I had a CD of Bob Dylan's Theme Time Radio Hour on the car stereo, and he was spinning a platter that yodelled about "Waltzing across Texas". The mythopoeic world of American folk music is one of a radical heterogeneity, where one pays is altogether distinct from the next. In editorial after editorial American newspapers have a tendency to tell us Europeans to work harder – and it'll all be OK, but as my host, the writer John Lanchester, had pointed out the previous evening, the New World also accepts that the results of such graft will be wealth, certainly, but also greater homogeneity.
But this is a long established tendency. If I'd journeyed from where I was staying, Lacoste, the ancestral seat of the Marquis de Sade, to Mont Ventoux 230 years earlier, I would've passed not only through pays with distinct administrative systems, but also their own dialects. In 80 kilometres I would've gone from places where Comtadin – one local dialect of Provençal – was spoken, to those where Aptois could be absorbed; and on the flanks of Ventoux itself I would've heard pre-Alpine Gavot dialects chattering through the woods; suitable, really, given that the mountain is an outlier of the mighty range.
I only belabour this because while some contemporary writers take the poet Petrarch as their guide up Mont Ventoux, I preferred Bob Dylan. True, Petrarch wrote about his 1336 ascent – the first, he claimed, since antiquity – while Dylan has probably never heard of the place, but Petrarch, writing in Latin, was one of the globalisers of his day, while Bob – for all his ubiquity – remains a profound localist. Besides, Bob would probably have loved the drive, as the sun rose, and the maquis turned a greeny-gold. Maquis – mesquite, plus ça change ... Across the misty valley of the Toulourenc, the flanks of the mountain rose up, as blocky as any mesa.

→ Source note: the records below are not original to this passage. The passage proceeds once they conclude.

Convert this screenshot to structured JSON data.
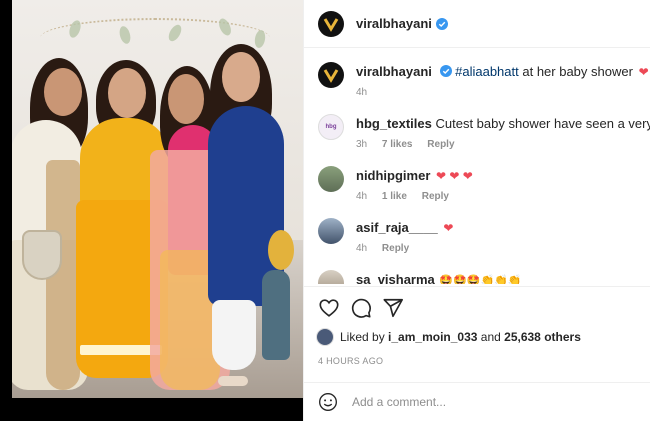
{
  "header": {
    "username": "viralbhayani",
    "avatar_icon": "v-logo-icon",
    "verified_icon": "verified-badge-icon"
  },
  "caption": {
    "username": "viralbhayani",
    "mention": "#aliaabhatt",
    "text": " at her baby shower",
    "emoji": "❤",
    "time": "4h"
  },
  "comments": [
    {
      "username": "hbg_textiles",
      "text": "Cutest baby shower have seen a very long time",
      "time": "3h",
      "likes": "7 likes",
      "reply": "Reply"
    },
    {
      "username": "nidhipgimer",
      "text": "",
      "emoji": "❤ ❤ ❤",
      "time": "4h",
      "likes": "1 like",
      "reply": "Reply"
    },
    {
      "username": "asif_raja____",
      "text": "",
      "emoji": "❤",
      "time": "4h",
      "reply": "Reply"
    },
    {
      "username": "sa_visharma",
      "text": "",
      "emoji": "🤩🤩🤩👏👏👏"
    }
  ],
  "actions": {
    "like_icon": "heart-icon",
    "comment_icon": "comment-icon",
    "share_icon": "share-icon"
  },
  "likes": {
    "liked_by": "Liked by",
    "user": "i_am_moin_033",
    "and": "and",
    "count": "25,638 others"
  },
  "timestamp": "4 HOURS AGO",
  "add_comment": {
    "placeholder": "Add a comment...",
    "emoji_icon": "smiley-icon"
  },
  "colors": {
    "verified": "#3897f0",
    "heart": "#ed4956",
    "mention": "#00376b",
    "muted": "#8e8e8e"
  }
}
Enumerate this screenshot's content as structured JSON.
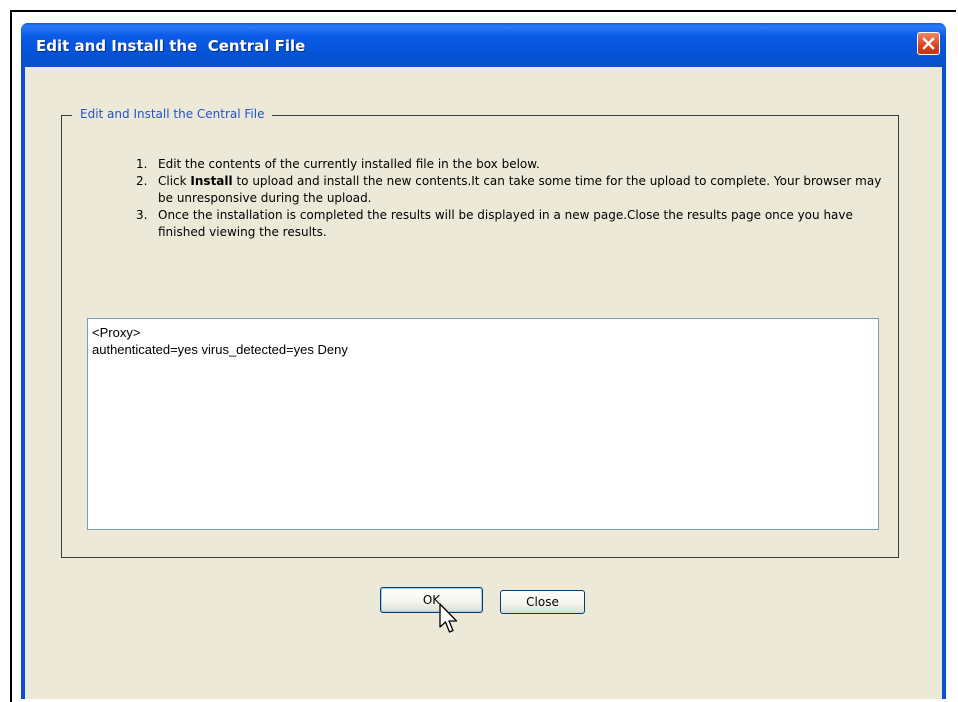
{
  "window": {
    "title": "Edit and Install the  Central File",
    "close_icon": "close-icon"
  },
  "group": {
    "legend": "Edit and Install the Central File"
  },
  "instructions": [
    {
      "num": "1.",
      "text": "Edit the contents of the currently installed file in the box below."
    },
    {
      "num": "2.",
      "text_before": "Click ",
      "bold": "Install",
      "text_after": " to upload and install the new contents.It can take some time for the upload to complete. Your browser may be unresponsive during the upload."
    },
    {
      "num": "3.",
      "text": "Once the installation is completed the results will be displayed in a new page.Close the results page once you have finished viewing the results."
    }
  ],
  "editor": {
    "line1": "<Proxy>",
    "line2": "authenticated=yes virus_detected=yes Deny"
  },
  "buttons": {
    "ok_label": "OK",
    "close_label": "Close"
  },
  "colors": {
    "titlebar": "#0a5ae6",
    "legend_text": "#2255c8",
    "dialog_bg": "#ece9d8"
  }
}
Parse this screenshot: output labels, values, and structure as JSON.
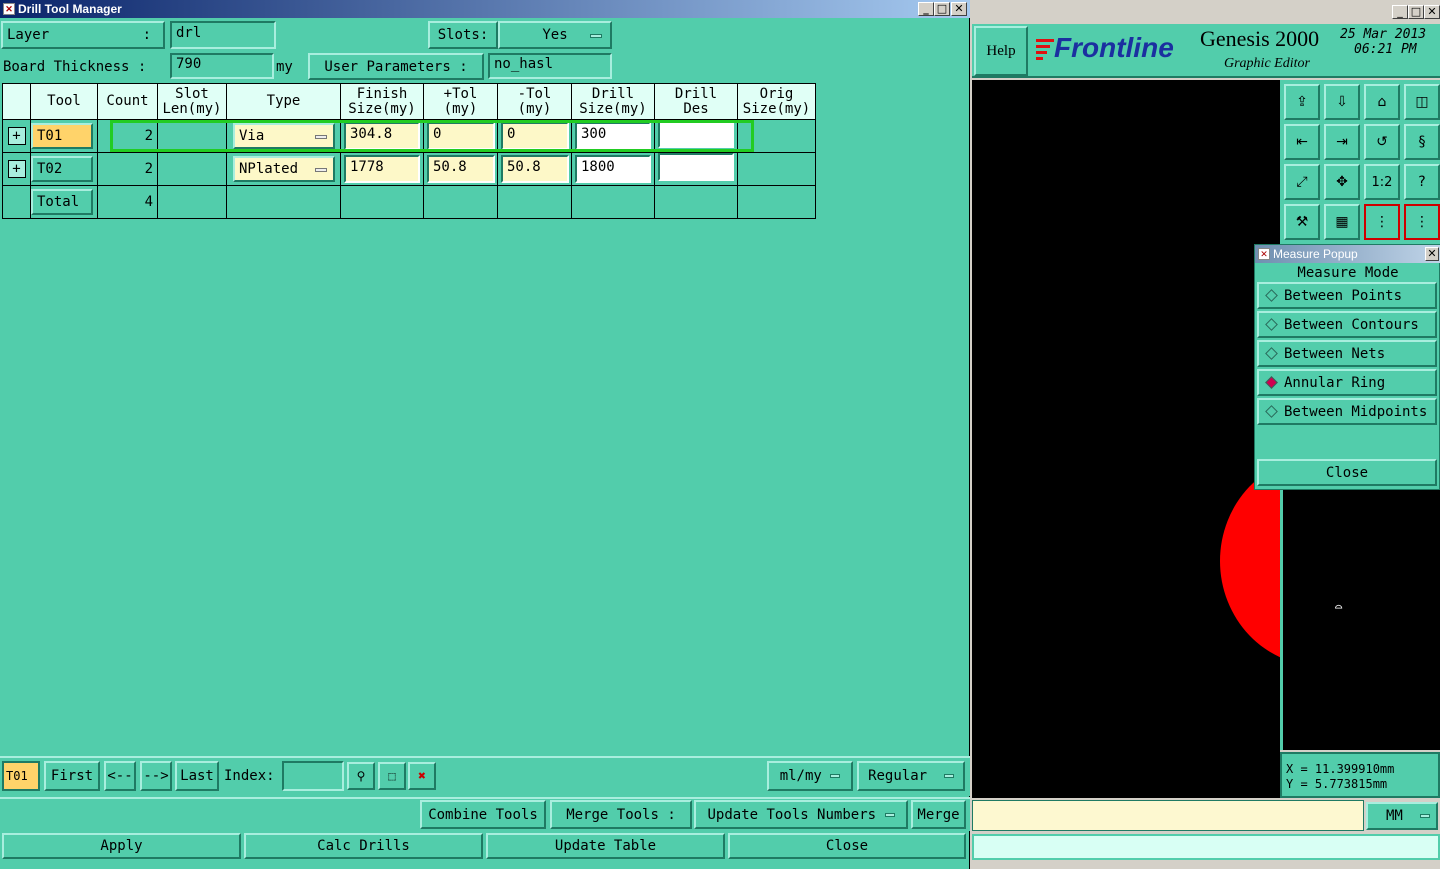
{
  "left_window": {
    "title": "Drill Tool Manager",
    "layer_label": "Layer",
    "layer_value": "drl",
    "slots_label": "Slots:",
    "slots_value": "Yes",
    "board_thickness_label": "Board Thickness :",
    "board_thickness_value": "790",
    "board_thickness_unit": "my",
    "user_params_label": "User Parameters :",
    "user_params_value": "no_hasl",
    "table": {
      "headers": [
        "Tool",
        "Count",
        "Slot\nLen(my)",
        "Type",
        "Finish\nSize(my)",
        "+Tol\n(my)",
        "-Tol\n(my)",
        "Drill\nSize(my)",
        "Drill\nDes",
        "Orig\nSize(my)"
      ],
      "rows": [
        {
          "tool": "T01",
          "count": "2",
          "type": "Via",
          "finish": "304.8",
          "ptol": "0",
          "mtol": "0",
          "drill": "300",
          "des": ""
        },
        {
          "tool": "T02",
          "count": "2",
          "type": "NPlated",
          "finish": "1778",
          "ptol": "50.8",
          "mtol": "50.8",
          "drill": "1800",
          "des": ""
        }
      ],
      "total_label": "Total",
      "total_count": "4"
    },
    "nav": {
      "current": "T01",
      "first": "First",
      "prev": "<--",
      "next": "-->",
      "last": "Last",
      "index_label": "Index:",
      "index_value": "",
      "units": "ml/my",
      "mode": "Regular"
    },
    "actions": {
      "combine": "Combine Tools",
      "merge_label": "Merge Tools :",
      "update_numbers": "Update Tools Numbers",
      "merge": "Merge",
      "apply": "Apply",
      "calc": "Calc Drills",
      "update_table": "Update Table",
      "close": "Close"
    }
  },
  "right_window": {
    "help": "Help",
    "brand": "Frontline",
    "product": "Genesis 2000",
    "subtitle": "Graphic Editor",
    "date": "25 Mar 2013",
    "time": "06:21 PM",
    "measure_popup": {
      "title": "Measure Popup",
      "mode_label": "Measure Mode",
      "options": [
        "Between Points",
        "Between Contours",
        "Between Nets",
        "Annular Ring",
        "Between Midpoints"
      ],
      "selected": "Annular Ring",
      "close": "Close"
    },
    "coords": {
      "x": "X = 11.399910mm",
      "y": "Y = 5.773815mm"
    },
    "units": "MM",
    "colors": {
      "feature": "#ff0000",
      "canvas": "#000000",
      "highlight": "#22cc22"
    }
  }
}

The upland villages of Provence all look like mini collapsed towers of Babel: yellowy, seemingly friable houses; old, tip-tilted, and coextensive with the rock they stand on – Brantes was no exception. Here, I turned the Euromobile off the D40, crossed the river on a single track bridge, and drove through the hamlet of la Frache up to the parking lot by the Maison de Forêt. There was a guy there already but his nether garments weren't too bad – respectably full-length, neutrally coloured – I even muttered "Bonjour" before heading off along the track; and while I'd like to be able to tell you that he stared at me with blank incomprehension, not being a speaker of this alien Frankish tongue, the truth is that he amiably grunted like a sanglier about to charge the European Parliament.